Brazil poll campaigning ends

Opinion polls say Dilma Rousseff, chosen heir of outgoing president, is likely to win Sunday’s presidential vote.

brazil presidential elections

Candidates in Brazil’s presidential race have wrapped up their campaigns ahead of Sunday’s vote to choose a successor to Luiz Inacio Lula da Silva.

Latest opinion polls indicate that the ruling Workers’ Party candidate Dilma Rousseff looks set to win majority support and take the presidency in a first-round vote.

Brazil’s 135 million voters are expected to pick Rousseff, a former Marxist guerrilla turned career civil servant, as their first woman president on Sunday.

Rousseff, 62, has been campaigning with Lula da Silva for months and is expected to continue with many of the social policies that have made him a household name.

Popular president

The president will leave office as the most popular leader in Brazilian history, with promise of wealth from new pre-salt oil discoveries and upcoming investments for the 2014 World Cup in Brazil and the 2016 Olympics in Rio de Janeiro.

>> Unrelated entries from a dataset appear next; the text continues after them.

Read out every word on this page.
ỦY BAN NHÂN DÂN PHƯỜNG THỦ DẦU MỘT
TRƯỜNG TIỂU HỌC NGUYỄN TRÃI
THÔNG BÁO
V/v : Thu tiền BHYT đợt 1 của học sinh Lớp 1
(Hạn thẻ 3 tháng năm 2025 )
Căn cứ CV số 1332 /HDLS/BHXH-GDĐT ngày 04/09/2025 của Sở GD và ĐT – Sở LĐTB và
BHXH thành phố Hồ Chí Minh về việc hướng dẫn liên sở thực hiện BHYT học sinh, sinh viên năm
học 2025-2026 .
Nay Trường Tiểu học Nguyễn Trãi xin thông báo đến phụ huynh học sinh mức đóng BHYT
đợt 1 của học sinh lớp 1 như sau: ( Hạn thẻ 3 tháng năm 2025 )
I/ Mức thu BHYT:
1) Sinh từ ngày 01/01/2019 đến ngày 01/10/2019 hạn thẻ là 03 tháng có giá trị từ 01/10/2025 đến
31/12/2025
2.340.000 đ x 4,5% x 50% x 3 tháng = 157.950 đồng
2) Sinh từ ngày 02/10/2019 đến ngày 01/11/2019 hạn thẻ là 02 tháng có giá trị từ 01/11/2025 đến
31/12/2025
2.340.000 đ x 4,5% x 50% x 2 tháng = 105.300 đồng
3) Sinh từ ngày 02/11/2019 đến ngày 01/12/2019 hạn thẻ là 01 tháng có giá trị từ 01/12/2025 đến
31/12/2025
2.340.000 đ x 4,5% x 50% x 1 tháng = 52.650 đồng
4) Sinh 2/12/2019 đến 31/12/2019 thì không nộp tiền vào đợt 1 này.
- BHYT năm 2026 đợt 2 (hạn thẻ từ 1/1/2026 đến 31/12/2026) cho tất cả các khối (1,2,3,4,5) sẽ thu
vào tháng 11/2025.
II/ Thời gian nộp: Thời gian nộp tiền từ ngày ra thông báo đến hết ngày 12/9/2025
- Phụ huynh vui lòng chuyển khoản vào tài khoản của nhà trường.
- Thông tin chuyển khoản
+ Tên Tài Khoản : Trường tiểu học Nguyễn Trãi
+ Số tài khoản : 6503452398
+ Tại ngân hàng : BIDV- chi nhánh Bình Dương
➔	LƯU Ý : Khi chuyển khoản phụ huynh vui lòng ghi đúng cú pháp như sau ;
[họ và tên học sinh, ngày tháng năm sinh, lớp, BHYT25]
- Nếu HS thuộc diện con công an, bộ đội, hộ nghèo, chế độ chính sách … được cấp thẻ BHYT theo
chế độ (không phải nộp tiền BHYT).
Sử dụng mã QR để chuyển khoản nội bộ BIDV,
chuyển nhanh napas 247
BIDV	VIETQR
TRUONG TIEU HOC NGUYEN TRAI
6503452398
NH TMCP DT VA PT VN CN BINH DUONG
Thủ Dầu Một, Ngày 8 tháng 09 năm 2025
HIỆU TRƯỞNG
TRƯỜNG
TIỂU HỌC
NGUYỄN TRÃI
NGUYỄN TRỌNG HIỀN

Programmes initiated by the outgoing leader are credited with lifting 20.5 million people from poverty since 2003 and boosting another 29 million into the middle class, creating new consumers who help drive the economy.

Brazil is now forecast to be the world’s fifth-largest economy by the time it hosts the Olympics, the first time the event will be held in South America.

Rousseff, who was the energy minister and chief minister in Lula da Silva’s cabinet, was virtually unknown to most Brazilians before being thrust into the spotlight as the outgoing leader’s anointed heir.

Her closest rival is Jose Serra of the opposition PSDB party. Marina Silva, a former environment minister, is the only other figure to make a mark in the nine-strong field vying for the  presidency, but her role is limited to siphoning some votes away from Rousseff.

Al Jazeera’s Gabriel Elizondo, reporting from Brasilia, the capital, said: “Clearly, Dilma Rousseff has the wind in her sail, so to speak. There’s a growing sense in this country that her campaign is invincible; that she’ll get the over 50 per cent … that she needs to win this election.”

Our correspondent said Serra, whose campaign has been losing momentum, “has been pushing vigorously in the last couple of weeks saying, ‘No, we need to take this to the second round; we can’t let her win on the first round.'”

“That’s really the hope of the Serra campaign right now. That they can keep her below 50 per cent and take her to the second round,” he said.

Business leaders generally seem unconcerned over any incoming government changing course.

“From the speeches from the presidential candidates – from Dilma [Rousseff], from [Jose] Serra, from Marina [Silva] – there seems no plan from any of their economic teams to interfere with the basics of the Brazilian economy,” Edemir Pinto, the chief executive of Sao Paulo’s stock exchange told AFP.